Je continue de faire ce que je fais. Et puis je pense que la musique live est là pour aider les gens à  comprendre. Voilà, je ne suis pas si effrayé que ça car il y a toujours de gens qui aiment le live. La musique enregistrée… elle sonne tellement pire… et tellement moins accessible.

Raisonnez-vous en termes de chanson ou d’album ?

J’aime les albums. Mais, OK, un album n’est qu’une collection de chansons… alors faisons une chose à la fois. N’empêche… je n’aime pas le format EP : je pense… pour moi les chansons sont destinées à figurer sur un album.

Êtes-vous impliqué dans lartwork de vos disques, où domine de plus en plus une sorte de fantastique triste ?

Bien sûr, je suis impliqué. Ouais. Mais ce n’est pas si compliqué… C’est plutôt: je regarde le truc et je dis si j’aime ou pas. Je ne suis pas un grand critique d’art, je me contente de suivre mon goût. En général je donne mon verdict, sans avoir donné trop d’instructions en amont.

Existe-t-il un lien conscient entre votre travail artistique et votre attachement à l’hindouisme ?

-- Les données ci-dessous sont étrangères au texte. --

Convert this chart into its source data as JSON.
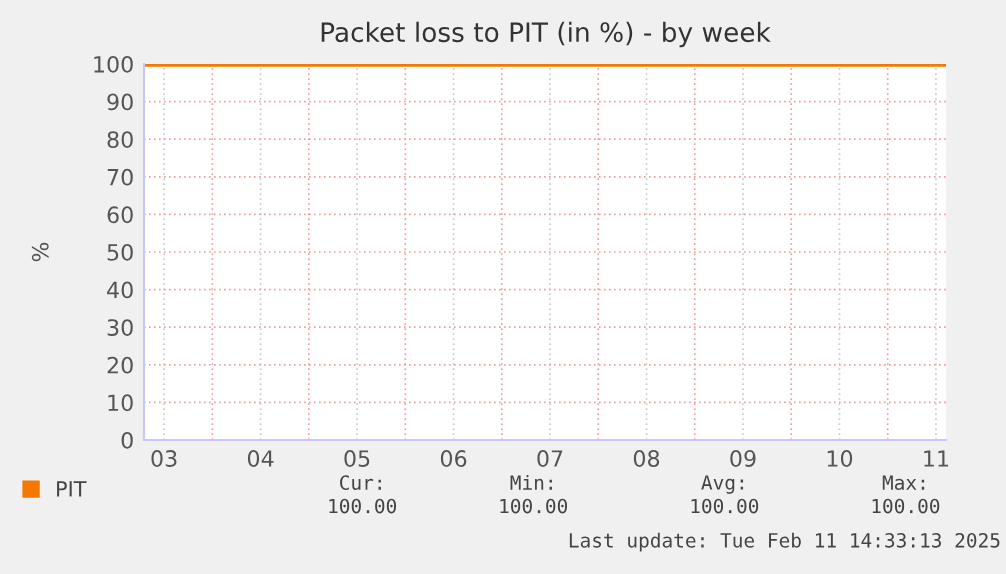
{
  "chart_data": {
    "type": "line",
    "title": "Packet loss to PIT (in %) - by week",
    "ylabel": "%",
    "x": [
      "2025-02-03T07:00",
      "2025-02-11T14:30"
    ],
    "series": [
      {
        "name": "PIT",
        "color": "#f57900",
        "values": [
          100,
          100
        ]
      }
    ],
    "xlim": [
      "2025-02-03T07:00",
      "2025-02-11T14:30"
    ],
    "xticks": [
      {
        "value": "2025-02-03T12:00",
        "label": "03"
      },
      {
        "value": "2025-02-04T12:00",
        "label": "04"
      },
      {
        "value": "2025-02-05T12:00",
        "label": "05"
      },
      {
        "value": "2025-02-06T12:00",
        "label": "06"
      },
      {
        "value": "2025-02-07T12:00",
        "label": "07"
      },
      {
        "value": "2025-02-08T12:00",
        "label": "08"
      },
      {
        "value": "2025-02-09T12:00",
        "label": "09"
      },
      {
        "value": "2025-02-10T12:00",
        "label": "10"
      },
      {
        "value": "2025-02-11T12:00",
        "label": "11"
      },
      {
        "value": "2025-02-04T00:00",
        "label": null
      },
      {
        "value": "2025-02-05T00:00",
        "label": null
      },
      {
        "value": "2025-02-06T00:00",
        "label": null
      },
      {
        "value": "2025-02-07T00:00",
        "label": null
      },
      {
        "value": "2025-02-08T00:00",
        "label": null
      },
      {
        "value": "2025-02-09T00:00",
        "label": null
      },
      {
        "value": "2025-02-10T00:00",
        "label": null
      },
      {
        "value": "2025-02-11T00:00",
        "label": null
      }
    ],
    "ylim": [
      0,
      100
    ],
    "yticks": [
      0,
      10,
      20,
      30,
      40,
      50,
      60,
      70,
      80,
      90,
      100
    ],
    "grid": true,
    "legend": "bottom left",
    "line_style": "solid",
    "marker": "none",
    "annotations": [
      "Cur:\n100.00",
      "Min:\n100.00",
      "Avg:\n100.00",
      "Max:\n100.00",
      "Last update: Tue Feb 11 14:33:13 2025"
    ]
  }
}
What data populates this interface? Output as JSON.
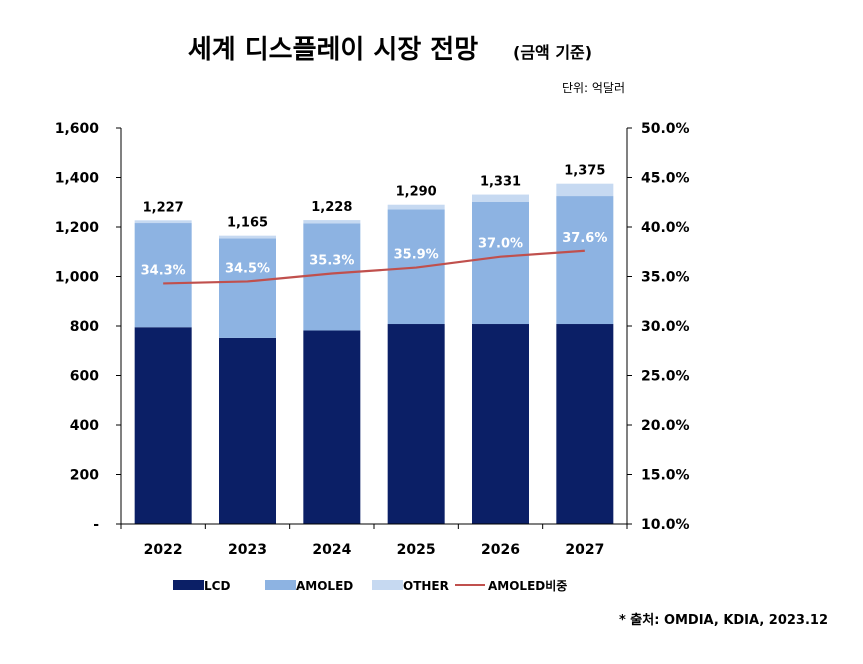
{
  "chart_data": {
    "type": "bar",
    "stacked": true,
    "title": "세계 디스플레이 시장 전망",
    "subtitle": "(금액 기준)",
    "unit_label": "단위: 억달러",
    "categories": [
      "2022",
      "2023",
      "2024",
      "2025",
      "2026",
      "2027"
    ],
    "series": [
      {
        "name": "LCD",
        "color": "#0b1f66",
        "values": [
          795,
          752,
          782,
          808,
          808,
          808
        ]
      },
      {
        "name": "AMOLED",
        "color": "#8db3e2",
        "values": [
          421,
          402,
          433,
          463,
          493,
          517
        ]
      },
      {
        "name": "OTHER",
        "color": "#c6d9f1",
        "values": [
          11,
          11,
          13,
          19,
          30,
          50
        ]
      }
    ],
    "totals": [
      "1,227",
      "1,165",
      "1,228",
      "1,290",
      "1,331",
      "1,375"
    ],
    "line_series": {
      "name": "AMOLED비중",
      "color": "#c0504d",
      "values": [
        34.3,
        34.5,
        35.3,
        35.9,
        37.0,
        37.6
      ],
      "labels": [
        "34.3%",
        "34.5%",
        "35.3%",
        "35.9%",
        "37.0%",
        "37.6%"
      ]
    },
    "y_left": {
      "ylim": [
        0,
        1600
      ],
      "ticks": [
        0,
        200,
        400,
        600,
        800,
        1000,
        1200,
        1400,
        1600
      ],
      "tick_labels": [
        "-",
        "200",
        "400",
        "600",
        "800",
        "1,000",
        "1,200",
        "1,400",
        "1,600"
      ]
    },
    "y_right": {
      "ylim": [
        10,
        50
      ],
      "ticks": [
        10,
        15,
        20,
        25,
        30,
        35,
        40,
        45,
        50
      ],
      "tick_labels": [
        "10.0%",
        "15.0%",
        "20.0%",
        "25.0%",
        "30.0%",
        "35.0%",
        "40.0%",
        "45.0%",
        "50.0%"
      ]
    },
    "legend_position": "bottom",
    "grid": false,
    "source": "* 출처: OMDIA, KDIA, 2023.12"
  }
}
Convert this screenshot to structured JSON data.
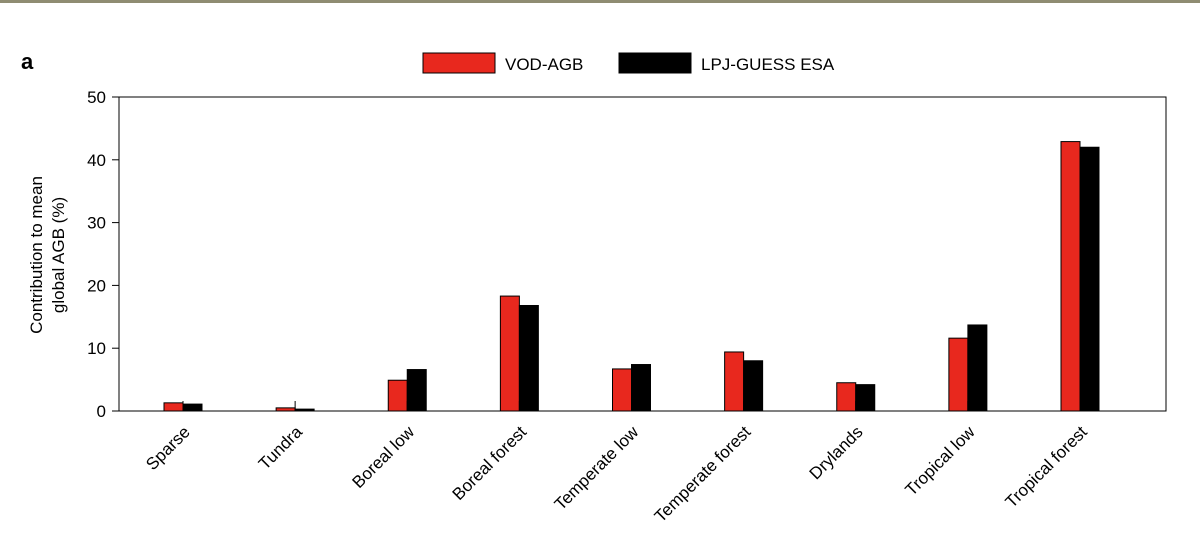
{
  "panel_label": "a",
  "colors": {
    "vod": "#e8281e",
    "lpj": "#000000"
  },
  "chart_data": {
    "type": "bar",
    "categories": [
      "Sparse",
      "Tundra",
      "Boreal low",
      "Boreal forest",
      "Temperate low",
      "Temperate forest",
      "Drylands",
      "Tropical low",
      "Tropical forest"
    ],
    "series": [
      {
        "name": "VOD-AGB",
        "values": [
          1.3,
          0.5,
          4.9,
          18.3,
          6.7,
          9.4,
          4.5,
          11.6,
          42.9
        ]
      },
      {
        "name": "LPJ-GUESS ESA",
        "values": [
          1.1,
          0.3,
          6.6,
          16.8,
          7.4,
          8.0,
          4.2,
          13.7,
          42.0
        ]
      }
    ],
    "ylabel_line1": "Contribution to mean",
    "ylabel_line2": "global AGB (%)",
    "ylim": [
      0,
      50
    ],
    "yticks": [
      "0",
      "10",
      "20",
      "30",
      "40",
      "50"
    ],
    "legend_position": "top-center",
    "grid": false
  }
}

C’est surtout que j’adore Amma (Mata Amritanandamayi, dite Ammachi, religieuse hindouiste,  pour laquelle Mascis a enregistré le LP J and Friends Sing and Chant for Amma, NDLR)… Je ne suis pas tant que ça versé dans l’hindouisme. Mais je suis persuadé que cette spiritualité affecte ma musique, même si je ne suis pas sûr de savoir en quoi… Oui, je sens un lien entre spiritualité et rock’n’roll. C’est une question de… la fin de cette phrase est, hélas, happée à tout jamais dans les limbes d’une connexion hasardeuse, et J. ne reviendra pas sur le sujet.

Le jeu de guitare est un peu une autre religion pour vous, non ?

Non. Ah, ah, ah, non ! J’aimerais bien, mais alors je ne jouerais plus beaucoup.

Reste que vous êtes un peu un gourou de la guitare pour certains, comme Neil Young a pu l’être pour vous. Ca vous plaît ?

Oui, je suis fier de ça.

Continuez-vous à construire vos morceaux autour des solos de guitare, même lorsqu’il y en a moins ?

J’aime les solos.

Drifter devait-elle être un instrumental dès le départ ?

Non mais j’aimais déjà la façon dont elle sonnait avant d’ajouter une ligne de chant, alors je l’ai laissée comme ça… Mais sinon je n’aime pas tant que ça la musique instrumentale.

La musique des années 1990 constitue désormais une forme « classique » en elle-même. La considérez-vous comme telle en composant aujourd’hui ?

Ça a toujours été comme ça : j’ai toujours travaillé sur des formes classiques et aimé regarder en arrière. Même aujourd’hui je pense toujours aux 60s et aux 70s en termes classiques -comme quelque chose à partir de quoi je peux travailler. Je ne suis pas sûr que les 90s seront un jour ce que les 60s ont été aux 90s… En tout cas pas pour moi. Mais peut-être pour MTV.

Faire du bruit était-il plus important dans les 90s ?

Oh, non, c’est sûrement pareil… Bien sûr que je veux toujours en faire. Mais parfois je prends une pause, vis-à-vis du bruit.

Alterner disques solo calmes et disques de groupe bruyants vous paraît un équilibre nécessaire ?

Pas vraiment.

Donc c’est juste que… ça arrive comme ça ?

Je préfère toujours le bruit, quand il peut advenir.

De quelle manière alors ce nouvel album est-il important à vos yeux ?

C’est ce que j’étais en train de faire, voilà: c’est le document de ce que j’ai fait cette année. Et c’est toujours important pour moi.